Overall, the new rules would also lead to more bureaucracy, complexity and costs in a system that is already extremely bureaucratic and complicated.

b) Drug Prices in other European countries shall no longer influence the German reimbursement prices

Related with the option for confidentiality of the German reimbursement price, the Medical Research Act also proposes that in the future the price of such products in other European countries shall no longer be considered in the German price negotiations. Under the existing laws, the sales prices in other European countries are taken into account in the reimbursement price negotiations (subject to some additional requirements). Under the new laws, this existing requirement for an “inbound” international reference pricing will be removed from the German AMNOG drug pricing laws.

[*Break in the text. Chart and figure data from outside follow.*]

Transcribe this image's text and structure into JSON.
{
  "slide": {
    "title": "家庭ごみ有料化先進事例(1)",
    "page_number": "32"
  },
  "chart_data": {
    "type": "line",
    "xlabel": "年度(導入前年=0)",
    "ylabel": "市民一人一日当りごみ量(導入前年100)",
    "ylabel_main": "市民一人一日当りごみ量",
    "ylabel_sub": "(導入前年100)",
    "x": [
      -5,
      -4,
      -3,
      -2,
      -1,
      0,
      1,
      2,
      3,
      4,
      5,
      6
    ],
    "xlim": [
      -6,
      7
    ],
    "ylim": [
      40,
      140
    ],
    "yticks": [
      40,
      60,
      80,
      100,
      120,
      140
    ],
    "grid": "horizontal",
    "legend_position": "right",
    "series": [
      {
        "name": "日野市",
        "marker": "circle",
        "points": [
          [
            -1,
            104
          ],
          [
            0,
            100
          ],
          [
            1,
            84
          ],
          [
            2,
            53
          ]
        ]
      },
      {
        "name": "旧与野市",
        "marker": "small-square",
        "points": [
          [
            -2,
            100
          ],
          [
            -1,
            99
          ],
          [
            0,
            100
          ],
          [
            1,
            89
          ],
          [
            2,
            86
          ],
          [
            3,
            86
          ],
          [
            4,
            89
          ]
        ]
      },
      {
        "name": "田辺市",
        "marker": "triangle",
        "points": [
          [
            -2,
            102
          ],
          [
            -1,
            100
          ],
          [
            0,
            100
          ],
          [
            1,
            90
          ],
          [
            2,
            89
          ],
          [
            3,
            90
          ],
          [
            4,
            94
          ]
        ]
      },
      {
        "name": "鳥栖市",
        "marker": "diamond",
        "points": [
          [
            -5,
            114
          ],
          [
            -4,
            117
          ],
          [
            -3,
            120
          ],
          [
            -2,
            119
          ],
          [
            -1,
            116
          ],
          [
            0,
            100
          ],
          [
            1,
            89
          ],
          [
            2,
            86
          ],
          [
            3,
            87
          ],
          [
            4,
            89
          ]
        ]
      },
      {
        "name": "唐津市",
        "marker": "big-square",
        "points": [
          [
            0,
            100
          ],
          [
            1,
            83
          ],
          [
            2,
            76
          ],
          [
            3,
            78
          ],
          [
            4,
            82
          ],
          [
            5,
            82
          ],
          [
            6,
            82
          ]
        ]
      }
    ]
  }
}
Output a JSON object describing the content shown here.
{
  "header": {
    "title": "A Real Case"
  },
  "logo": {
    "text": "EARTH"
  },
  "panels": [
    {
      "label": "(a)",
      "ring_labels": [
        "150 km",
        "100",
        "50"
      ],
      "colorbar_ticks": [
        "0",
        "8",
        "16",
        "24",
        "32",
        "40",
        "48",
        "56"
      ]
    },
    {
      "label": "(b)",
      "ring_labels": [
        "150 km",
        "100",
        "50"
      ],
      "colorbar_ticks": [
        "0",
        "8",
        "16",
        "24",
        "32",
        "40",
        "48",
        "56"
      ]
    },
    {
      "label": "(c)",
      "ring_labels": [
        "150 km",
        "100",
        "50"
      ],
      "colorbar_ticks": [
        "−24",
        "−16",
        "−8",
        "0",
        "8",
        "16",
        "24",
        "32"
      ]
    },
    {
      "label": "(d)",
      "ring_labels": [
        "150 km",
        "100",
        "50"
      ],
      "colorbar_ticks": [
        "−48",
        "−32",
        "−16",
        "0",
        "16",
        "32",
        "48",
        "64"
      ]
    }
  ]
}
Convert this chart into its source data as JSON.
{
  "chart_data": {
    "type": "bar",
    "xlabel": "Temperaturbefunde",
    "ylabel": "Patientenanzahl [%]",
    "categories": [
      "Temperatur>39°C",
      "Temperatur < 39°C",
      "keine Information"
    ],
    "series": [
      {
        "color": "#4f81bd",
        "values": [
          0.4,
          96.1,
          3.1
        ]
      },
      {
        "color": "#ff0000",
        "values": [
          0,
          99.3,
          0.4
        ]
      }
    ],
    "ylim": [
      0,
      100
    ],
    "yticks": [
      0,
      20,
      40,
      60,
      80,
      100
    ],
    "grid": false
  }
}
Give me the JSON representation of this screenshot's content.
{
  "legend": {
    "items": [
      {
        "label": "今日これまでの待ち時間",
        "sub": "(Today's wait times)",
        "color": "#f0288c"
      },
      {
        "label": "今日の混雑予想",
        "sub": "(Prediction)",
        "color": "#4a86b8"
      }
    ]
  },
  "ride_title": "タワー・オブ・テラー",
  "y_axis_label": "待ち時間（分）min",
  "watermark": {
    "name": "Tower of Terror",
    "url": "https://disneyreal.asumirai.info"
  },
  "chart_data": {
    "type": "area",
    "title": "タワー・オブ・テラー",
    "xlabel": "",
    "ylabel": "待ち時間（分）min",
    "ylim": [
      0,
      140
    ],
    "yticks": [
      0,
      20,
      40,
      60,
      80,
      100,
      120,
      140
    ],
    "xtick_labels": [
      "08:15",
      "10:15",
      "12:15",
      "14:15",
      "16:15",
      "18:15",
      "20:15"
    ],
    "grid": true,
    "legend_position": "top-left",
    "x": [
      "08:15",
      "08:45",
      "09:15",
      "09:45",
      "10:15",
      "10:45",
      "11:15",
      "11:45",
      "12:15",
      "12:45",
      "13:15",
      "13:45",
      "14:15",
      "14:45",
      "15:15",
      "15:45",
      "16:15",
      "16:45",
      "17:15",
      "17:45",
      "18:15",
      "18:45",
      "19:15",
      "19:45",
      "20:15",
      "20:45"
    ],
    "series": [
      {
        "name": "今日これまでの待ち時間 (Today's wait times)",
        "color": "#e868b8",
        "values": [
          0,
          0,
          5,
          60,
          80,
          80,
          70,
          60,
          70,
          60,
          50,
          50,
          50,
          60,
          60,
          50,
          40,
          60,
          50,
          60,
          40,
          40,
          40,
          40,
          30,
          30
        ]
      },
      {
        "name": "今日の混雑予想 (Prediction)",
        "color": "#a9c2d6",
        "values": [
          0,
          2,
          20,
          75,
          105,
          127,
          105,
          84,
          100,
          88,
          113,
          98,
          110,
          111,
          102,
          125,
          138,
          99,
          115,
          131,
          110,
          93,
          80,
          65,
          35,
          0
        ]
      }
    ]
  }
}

c) Restricting the substitution of “confidential price drugs” by cheaper import drugs

The Medical Research Act also proposes that pharmacies shall no longer substitute medicines that have a confidential reimbursement price with cheaper (parallel) import drugs. To save costs, the existing German laws stipulate that in certain cases pharmacies must dispense identical but cheaper imported drugs instead of the more expensive locally launched drug. Since confidential reimbursement amounts remain unknown to pharmacies, they cannot determine the price difference against import drugs. Hence, the substitution obligation will be lifted for drugs with confidential reimbursement amounts.

3. International Consequences of the Reform

Over the last decade many pharmaceutical companies with innovative drugs chose Germany as their first launch country in the EU. One reason is that the timelines of the AMNOG process are strictly regulated and offer predictability. Germany is also still a high-price country for new drugs and offers an initial free pricing period of 6 months (until recently, 12 months).

For companies operating in Germany, the above outlined changes to the pricing and reimbursement laws can have a positive impact. The Medical Research Act notes that the confidentiality option has been requested by the pharmaceutical industry for a while. In fact, this could be an interesting new instrument, especially for companies whose products come out of the AMNOG process with an unsatisfactorily low price. 

Overall, it is an important point in the Medical Research Act that the law aims to restrict the (inbound and outbound) international reference pricing. Therefore, these changes would not only affect Germany but also the drug pricing situation in other countries.

Having said this, we again underscore that the way the Medical Research Act envisages to implement the proposed confidentiality of the reimbursement price is very complicated and has a number of loopholes.  

4. Next Steps of the Reform

The Medical Research Act is currently out for public consultation. On 20 February 2024, already next week, there will be a hearing about this draft with stakeholders. All interest groups can submit comments until 22 February 2024. It is a bit unusual that the hearing takes place before the stakeholder comments are collected. This is an indication that the German government is determined to implement the new law quickly to execute on the new Pharma Strategy. The above described changes are scheduled to take effect on 1 January 2025.

It remains to be seen whether all proposed amendments that we have discussed in this blog will be implemented as set forth in the current version of the draft bill. Usually, there will be changes in the course of the legislative deliberations – and we expect that there will be changes to these proposed rules, too. Therefore, affected companies and stakeholders should closely monitor the legislative process and consider submitting comments.

The Life Sciences Team of Covington & Burling LLP in Frankfurt (Germany) will keep you posted about the next developments.